Gracia, unidad y dignidad para todos

Edward Andrés Díaz Reina

Las palabras del apóstol Pablo en su carta a los Gálatas representan una de las afirmaciones más profundas y desafiantes del cristianismo. En un mundo marcado por divisiones étnicas, sociales y de género, declarar que todos los creyentes son uno en Cristo implicaba derribar estructuras culturales, religiosas y mentales profundamente arraigadas. No se trataba solo de una enseñanza espiritual, sino de una revolución en la manera de entender la dignidad humana y la identidad delante de Dios.

“Ya no hay judío ni griego; no hay esclavo ni libre; no hay varón ni mujer; porque todos vosotros sois uno en Cristo Jesús.”
 Gálatas 3:28

Estas declaraciones de Pablo debieron causar una gran conmoción tanto entre los judaizantes de Galacia como entre los gentiles, porque revelaban una verdad incómoda para ambos: en Cristo no hay distinción de personas. Para dejarlo claro, Pablo menciona tres de las divisiones más profundas de su tiempo: judíos y griegos, esclavos y libres, y varones y mujeres.

Para la época en que Pablo escribió esta carta, las relaciones entre judíos y gentiles eran difíciles. Para los judíos, su identidad estaba definida por la Ley de Moisés, la circuncisión, las normas alimenticias, el sábado y la pureza ritual. Estas prácticas eran señales visibles del pacto con Dios, pero resultaban completamente ajenas para los “griegos”, término que en el texto de gálatas representaba a todo el mundo gentil. Por esta razón, muchos judíos miraban a los gentiles con desprecio y los llamaban “perros”.

Por su parte, los griegos veían a los judíos como extraños, cerrados, antisociales y supersticiosos. En el mundo grecorromano predominaba una visión de superioridad cultural helenista.

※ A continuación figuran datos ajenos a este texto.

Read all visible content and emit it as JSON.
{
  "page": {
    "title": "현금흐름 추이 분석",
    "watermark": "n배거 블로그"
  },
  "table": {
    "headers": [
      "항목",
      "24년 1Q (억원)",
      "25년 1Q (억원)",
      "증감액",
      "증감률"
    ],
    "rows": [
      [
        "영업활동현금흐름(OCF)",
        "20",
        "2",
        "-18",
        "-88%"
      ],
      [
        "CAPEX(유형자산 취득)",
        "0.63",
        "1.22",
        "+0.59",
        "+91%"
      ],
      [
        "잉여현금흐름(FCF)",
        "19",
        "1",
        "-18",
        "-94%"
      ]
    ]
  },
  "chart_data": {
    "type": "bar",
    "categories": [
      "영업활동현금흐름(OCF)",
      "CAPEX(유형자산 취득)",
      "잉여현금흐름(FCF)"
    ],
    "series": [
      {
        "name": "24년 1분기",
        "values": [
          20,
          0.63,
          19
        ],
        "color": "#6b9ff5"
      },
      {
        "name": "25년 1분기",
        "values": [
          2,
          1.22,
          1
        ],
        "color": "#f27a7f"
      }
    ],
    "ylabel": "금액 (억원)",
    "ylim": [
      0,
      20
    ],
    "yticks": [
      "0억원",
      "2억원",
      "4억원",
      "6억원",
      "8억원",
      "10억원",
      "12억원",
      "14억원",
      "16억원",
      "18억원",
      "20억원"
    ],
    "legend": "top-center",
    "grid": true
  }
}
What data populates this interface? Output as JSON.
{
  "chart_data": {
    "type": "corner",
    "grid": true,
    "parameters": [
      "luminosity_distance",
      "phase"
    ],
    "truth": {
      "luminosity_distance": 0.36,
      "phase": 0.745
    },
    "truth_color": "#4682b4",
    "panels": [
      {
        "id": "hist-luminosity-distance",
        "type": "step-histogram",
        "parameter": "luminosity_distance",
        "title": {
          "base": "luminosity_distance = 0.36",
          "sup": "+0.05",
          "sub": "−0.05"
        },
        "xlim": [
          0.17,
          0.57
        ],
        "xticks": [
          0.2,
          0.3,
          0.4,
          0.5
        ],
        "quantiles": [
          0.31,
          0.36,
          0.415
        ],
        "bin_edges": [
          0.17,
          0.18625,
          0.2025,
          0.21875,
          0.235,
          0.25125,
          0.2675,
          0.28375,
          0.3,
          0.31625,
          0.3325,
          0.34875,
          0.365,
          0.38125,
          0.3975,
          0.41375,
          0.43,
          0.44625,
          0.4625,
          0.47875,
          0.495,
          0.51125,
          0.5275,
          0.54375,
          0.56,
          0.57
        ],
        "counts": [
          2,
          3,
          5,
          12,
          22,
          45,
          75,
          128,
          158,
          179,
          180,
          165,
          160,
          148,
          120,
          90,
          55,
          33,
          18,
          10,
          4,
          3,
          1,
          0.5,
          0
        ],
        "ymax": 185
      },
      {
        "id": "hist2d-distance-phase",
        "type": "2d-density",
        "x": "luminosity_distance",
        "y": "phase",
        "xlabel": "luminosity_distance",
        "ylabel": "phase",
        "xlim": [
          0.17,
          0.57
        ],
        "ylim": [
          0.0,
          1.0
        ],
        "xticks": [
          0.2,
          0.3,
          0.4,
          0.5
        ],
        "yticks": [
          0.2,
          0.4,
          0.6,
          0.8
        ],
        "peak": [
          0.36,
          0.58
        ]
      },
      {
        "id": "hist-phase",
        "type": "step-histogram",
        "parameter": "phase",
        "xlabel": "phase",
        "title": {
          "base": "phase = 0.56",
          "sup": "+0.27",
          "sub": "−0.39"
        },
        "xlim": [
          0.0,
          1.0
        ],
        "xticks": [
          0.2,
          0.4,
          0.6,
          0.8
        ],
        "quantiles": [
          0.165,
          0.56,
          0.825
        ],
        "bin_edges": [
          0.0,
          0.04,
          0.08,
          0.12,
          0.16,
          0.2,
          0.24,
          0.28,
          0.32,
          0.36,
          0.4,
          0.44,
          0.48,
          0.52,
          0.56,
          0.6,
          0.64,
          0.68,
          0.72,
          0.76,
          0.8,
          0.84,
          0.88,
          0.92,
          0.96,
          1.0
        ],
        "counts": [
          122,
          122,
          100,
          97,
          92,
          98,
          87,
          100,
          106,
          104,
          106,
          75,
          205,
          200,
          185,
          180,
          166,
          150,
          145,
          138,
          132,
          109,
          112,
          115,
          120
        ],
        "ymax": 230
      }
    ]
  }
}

Para muchos, el judío era un pueblo raro que se negaba a integrarse plenamente al imperio, ya que no comían con los gentiles, no entraban en sus casas y no establecían relaciones sociales profundas con ellos. Así, la separación era mutua, alimentada por prejuicios y orgullo cultural.

Por eso, lo que Pablo estaba enseñando era profundamente contracultural. En el cristianismo, esas barreras históricas y culturales quedaban derribadas. La identidad principal ya no estaba en la etnia ni en las tradiciones externas, sino en la unión con Cristo.

Por otro lado, la división entre esclavos y libres era aún más radical. No era solo una diferencia social, sino estructural, porque la esclavitud estaba en la base misma del mundo romano. En el siglo I, la esclavitud no era marginal; era el motor de la economía. Se calcula que en algunas ciudades del Imperio Romano entre el 30% y el 40% de la población podía ser esclava. Había esclavos domésticos, agrícolas, mineros, artesanos, educadores y administradores. Aunque algunos tenían tareas consideradas “mejores”, legalmente todos eran vistos como propiedad y no como personas con derechos plenos.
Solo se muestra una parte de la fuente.